An exceedingly strange little novel about six alien children (seven if you count Bad John) who are stranded on planet Earth and decide to exterminate the human race. Looking at my little nephews, that is about five more than needed. Very silly science fiction on the face of it, yet the tone of the novel challenges the reader’s every notion of what they might hold about what is human and what is alien, what is life and what is death. What is magic and what is knowledge? Also, the story of alien children deciding to murder humanity, isn’t that a little morbid? Is that even the product of a healthy imagination? But it is precisely in that liminal space of uncertainty and questionability that Lafferty situates himself and his stories. That allows him to question normal assumptions and bring across the strange alien mindset of the children. He has the unequaled talent of writing the most ridiculous tall tales that still evoke complex feelings in the readers.

The six children (seven if you count Bad John) really try to make sense of the world by telling each other stories. The first chapters are full of strange parables and ghost stories about life on planet Earth and the things that can happen there. It seems really hard for them to see the difference between the living and the dead. Death is a celebration. They have a form of art named Bagarthach verses in which they speak some poetry that has an actual effect on the world (mostly bad) and Aorach stories which do the same in parable form. Then notice the chapter titles and see how they form a Bagarthach verse too, speaking itself into existence:

To Slay the Folks and Cleanse the Land / And Leave the World a Reeking Roastie / High Purpose of the Gallant Band / And Six Were Kids, and One a Ghostie

Don’t worry about that whole extermination thing, though.
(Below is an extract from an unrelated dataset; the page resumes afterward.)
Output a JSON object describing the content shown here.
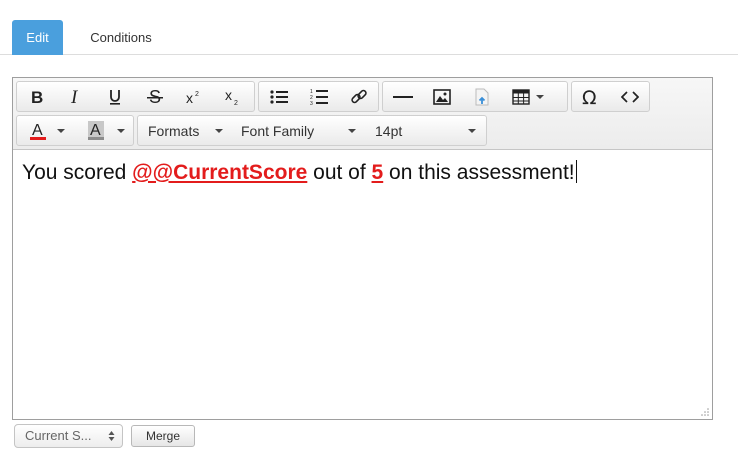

The kids get up to a lot of mischief, but they save everyone they meet for last. It’s mostly a story of children of different ages trying to work together in a group, even if they are aliens. The humans they understand the best are Native Americans and drunken Frenchmen. From one of them they acquire a raft named Ile de France and a goat named Catherine de Medici, and they tell each other pirate stories (pirates are humanity’s best invention, after all). It has a really strange mood combining the disarming nature of children trying to work together (as in the film The Goonies), with disturbing moments. If an alien kid speaks poetry at you and your hair catches fire, I want you to have expected it.

As the extermination story never really gets off the ground, I found myself wondering what the story was actually about. Lafferty seems to draw a tenuous parallel between Native Americans and the alien family that is hounded because every human can sense that they are not like them. Laffery always had great affinity for Native Americans. They feature heavily in his writing, and it isn’t the first time that he invented an alien people who make humans look like fools. But the parallel is not very strong and buried anyway under the numerous anecdotes and shaggy-dog-stories that make up the narrative.

Lafferty has never let himself be trapped in something as gaudy as a clear metaphor. But it is the closest thing I can come up with for a reason behind this story. Otherwise… I wouldn’t know what to do with it. I guess I liked it because I like Lafferty’s boundless imagination and his funny style of storytelling, but his short stories often have this Eureka moment when you can click multiple ideas together. I felt like I missed it this time around.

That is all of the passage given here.